I'll stipulate right off the bat that he hired a hooker(s), and we can all agree that is wrong on several levels.
However, what is troubling me is HOW he came to be ensnared in this investigation. First blush was, he was caught up in a vice takedown of a high-class callgirl operation. Now we come to find, the investigation centered on Spitzer from the beginning, which led to the prostitution ring. Scott Horton has a look at the shifting story in Harper's.
So far, the explanations (anti-money laundering audits) don't add up to me. I worked in banking for 5 years. I wasn't a compliance officer, but we did have regular KYC (Know Your Customer) training. And something about this whole thing just seems fishy.

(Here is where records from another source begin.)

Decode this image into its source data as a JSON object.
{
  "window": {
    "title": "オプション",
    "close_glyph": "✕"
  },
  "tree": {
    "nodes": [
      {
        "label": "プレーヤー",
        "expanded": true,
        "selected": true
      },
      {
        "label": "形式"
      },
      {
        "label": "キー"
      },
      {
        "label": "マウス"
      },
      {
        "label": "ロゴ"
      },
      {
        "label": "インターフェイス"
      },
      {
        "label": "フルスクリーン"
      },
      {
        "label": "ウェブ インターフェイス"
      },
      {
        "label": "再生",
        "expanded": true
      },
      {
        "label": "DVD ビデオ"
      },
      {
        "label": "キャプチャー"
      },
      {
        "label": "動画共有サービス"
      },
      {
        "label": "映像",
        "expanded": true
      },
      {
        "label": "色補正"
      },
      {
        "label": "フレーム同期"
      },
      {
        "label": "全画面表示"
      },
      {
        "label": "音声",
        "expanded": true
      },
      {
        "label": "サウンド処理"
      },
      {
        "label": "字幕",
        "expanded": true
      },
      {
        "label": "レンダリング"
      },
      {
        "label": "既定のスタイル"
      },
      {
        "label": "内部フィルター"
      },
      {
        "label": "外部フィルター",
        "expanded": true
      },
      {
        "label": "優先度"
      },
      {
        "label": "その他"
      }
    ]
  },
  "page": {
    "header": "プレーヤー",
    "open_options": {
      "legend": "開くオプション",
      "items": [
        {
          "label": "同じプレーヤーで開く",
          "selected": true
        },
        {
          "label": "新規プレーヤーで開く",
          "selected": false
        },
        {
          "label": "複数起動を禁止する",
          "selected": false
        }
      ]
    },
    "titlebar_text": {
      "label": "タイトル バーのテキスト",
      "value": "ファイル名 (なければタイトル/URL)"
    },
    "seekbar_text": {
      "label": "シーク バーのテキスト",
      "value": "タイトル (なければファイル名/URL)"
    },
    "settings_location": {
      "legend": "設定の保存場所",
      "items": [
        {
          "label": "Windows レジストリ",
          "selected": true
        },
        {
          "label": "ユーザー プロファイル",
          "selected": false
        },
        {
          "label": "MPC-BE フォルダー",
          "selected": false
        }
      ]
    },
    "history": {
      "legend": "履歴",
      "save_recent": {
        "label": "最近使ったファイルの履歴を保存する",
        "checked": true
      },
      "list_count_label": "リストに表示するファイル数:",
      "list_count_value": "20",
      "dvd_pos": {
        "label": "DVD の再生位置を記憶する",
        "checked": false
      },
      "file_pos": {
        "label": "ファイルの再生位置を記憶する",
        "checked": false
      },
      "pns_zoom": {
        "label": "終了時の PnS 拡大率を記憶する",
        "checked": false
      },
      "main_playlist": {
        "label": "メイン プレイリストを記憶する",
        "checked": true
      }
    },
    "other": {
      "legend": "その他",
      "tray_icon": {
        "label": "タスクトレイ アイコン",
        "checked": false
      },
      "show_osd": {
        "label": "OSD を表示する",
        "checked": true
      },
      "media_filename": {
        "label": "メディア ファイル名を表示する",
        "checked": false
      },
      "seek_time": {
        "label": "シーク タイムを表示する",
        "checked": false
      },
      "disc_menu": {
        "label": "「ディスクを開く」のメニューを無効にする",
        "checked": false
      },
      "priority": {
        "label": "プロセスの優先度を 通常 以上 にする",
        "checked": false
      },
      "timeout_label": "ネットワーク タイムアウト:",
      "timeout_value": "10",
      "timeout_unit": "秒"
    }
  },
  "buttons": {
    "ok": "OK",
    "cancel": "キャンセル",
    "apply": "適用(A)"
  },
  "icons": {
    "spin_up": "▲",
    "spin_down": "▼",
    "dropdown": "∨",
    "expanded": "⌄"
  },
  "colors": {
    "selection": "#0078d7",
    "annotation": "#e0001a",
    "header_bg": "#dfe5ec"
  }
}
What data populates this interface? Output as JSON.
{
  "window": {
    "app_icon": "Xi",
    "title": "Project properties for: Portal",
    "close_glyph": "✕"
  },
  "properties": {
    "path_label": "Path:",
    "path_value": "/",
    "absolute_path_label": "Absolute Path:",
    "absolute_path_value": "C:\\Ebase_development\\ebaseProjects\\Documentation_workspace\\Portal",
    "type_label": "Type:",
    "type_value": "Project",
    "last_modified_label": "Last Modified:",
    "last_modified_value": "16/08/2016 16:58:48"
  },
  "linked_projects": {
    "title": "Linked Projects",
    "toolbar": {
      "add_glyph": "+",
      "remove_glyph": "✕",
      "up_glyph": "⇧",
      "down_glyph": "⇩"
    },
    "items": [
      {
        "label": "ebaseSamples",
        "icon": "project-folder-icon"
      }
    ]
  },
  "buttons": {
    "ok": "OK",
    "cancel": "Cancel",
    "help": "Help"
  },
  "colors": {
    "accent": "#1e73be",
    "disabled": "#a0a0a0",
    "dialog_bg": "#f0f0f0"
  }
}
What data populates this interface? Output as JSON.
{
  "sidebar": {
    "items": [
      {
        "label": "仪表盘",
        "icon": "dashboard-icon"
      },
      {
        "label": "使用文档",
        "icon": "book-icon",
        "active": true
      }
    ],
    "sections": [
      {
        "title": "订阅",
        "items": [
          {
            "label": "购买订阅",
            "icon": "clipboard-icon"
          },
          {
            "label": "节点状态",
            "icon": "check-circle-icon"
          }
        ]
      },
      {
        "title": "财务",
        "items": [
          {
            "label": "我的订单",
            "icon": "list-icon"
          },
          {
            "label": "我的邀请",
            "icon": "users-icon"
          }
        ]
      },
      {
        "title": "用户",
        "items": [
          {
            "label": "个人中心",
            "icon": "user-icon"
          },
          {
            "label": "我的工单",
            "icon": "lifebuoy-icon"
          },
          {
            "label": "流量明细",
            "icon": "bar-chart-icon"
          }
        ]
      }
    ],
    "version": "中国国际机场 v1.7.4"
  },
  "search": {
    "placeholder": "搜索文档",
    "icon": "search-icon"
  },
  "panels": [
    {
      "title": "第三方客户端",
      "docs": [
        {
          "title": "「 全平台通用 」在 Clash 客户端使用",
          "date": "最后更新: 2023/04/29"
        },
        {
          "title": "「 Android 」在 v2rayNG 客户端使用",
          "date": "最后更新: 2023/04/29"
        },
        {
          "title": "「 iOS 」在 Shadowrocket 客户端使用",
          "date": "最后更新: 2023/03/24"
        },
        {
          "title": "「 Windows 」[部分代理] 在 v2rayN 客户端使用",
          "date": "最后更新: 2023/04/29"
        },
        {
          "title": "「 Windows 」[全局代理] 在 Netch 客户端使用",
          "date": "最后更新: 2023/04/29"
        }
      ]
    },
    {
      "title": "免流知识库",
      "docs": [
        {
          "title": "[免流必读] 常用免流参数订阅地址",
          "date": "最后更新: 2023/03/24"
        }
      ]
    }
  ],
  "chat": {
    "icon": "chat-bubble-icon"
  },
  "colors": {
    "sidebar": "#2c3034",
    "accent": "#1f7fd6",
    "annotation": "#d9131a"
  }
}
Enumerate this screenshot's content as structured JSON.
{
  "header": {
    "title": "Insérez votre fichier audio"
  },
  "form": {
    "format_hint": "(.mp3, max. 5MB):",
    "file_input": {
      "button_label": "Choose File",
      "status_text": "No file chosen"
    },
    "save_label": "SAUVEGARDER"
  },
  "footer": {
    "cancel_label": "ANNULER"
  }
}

Again, I'm not going to defend Spitzer's actions. But I am highly concerned about the possibility of a politically motivated prosecution. Particularly in light of the US Attorney scandals and most egregious of all, the railroading of Alabama Governor Don Siegelman. 60 Minutes had a piece on Siegelman that is worth a watch.
With the Bush Administration conducting warrantless wiretapping on American citizens, is there any privacy left? Mindblowing is this story from yesterday's Wall Street Journal, which was buried under the Spitzer circus:
According to current and former intelligence officials, the spy agency now monitors huge volumes of records of domestic emails and Internet searches as well as bank transfers, credit-card transactions, travel and telephone records. The NSA receives this so-called "transactional" data from other agencies or private companies, and its sophisticated software programs analyze the various transactions for suspicious patterns. Then they spit out leads to be explored by counterterrorism programs across the U.S. government, such as the NSA's own Terrorist Surveillance Program, formed to intercept phone calls and emails between the U.S. and overseas without a judge's approval when a link to al Qaeda is suspected.
The NSA's enterprise involves a cluster of powerful intelligence-gathering programs, all of which sparked civil-liberties complaints when they came to light. They include a Federal Bureau of Investigation program to track telecommunications data once known as Carnivore, now called the Digital Collection System, and a U.S. arrangement with the world's main international banking clearinghouse to track money movements.
The effort also ties into data from an ad-hoc collection of so-called "black programs" whose existence is undisclosed, the current and former officials say. Many of the programs in various agencies began years before the 9/11 attacks but have since been given greater reach. Among them, current and former intelligence officials say, is a longstanding Treasury Department program to collect individual financial data including wire transfers and credit-card transactions.
Do you trust the Bush administration with this program? I sure as hell do not. You can ignore that phrase "al Qaeda" in that second bolded phrase; the lack of ANY judicial oversight whatsoever ensures that no one will ever ask if there were suspicions of al Qaeda. Theoretically, you have to have suspicions of al Qaeda links, but no one will ever ask you. See how nicely that works?
This cannot continue. For that reason alone, I'm looking forward to a bare-knuckle brawl between Spitzer and the Justice Department, with full discovery as to just how this investigation came about. Spitzer has hired the firm Paul, Weiss to defend him in this matter, and they are no lightweights. Get your popcorn ready.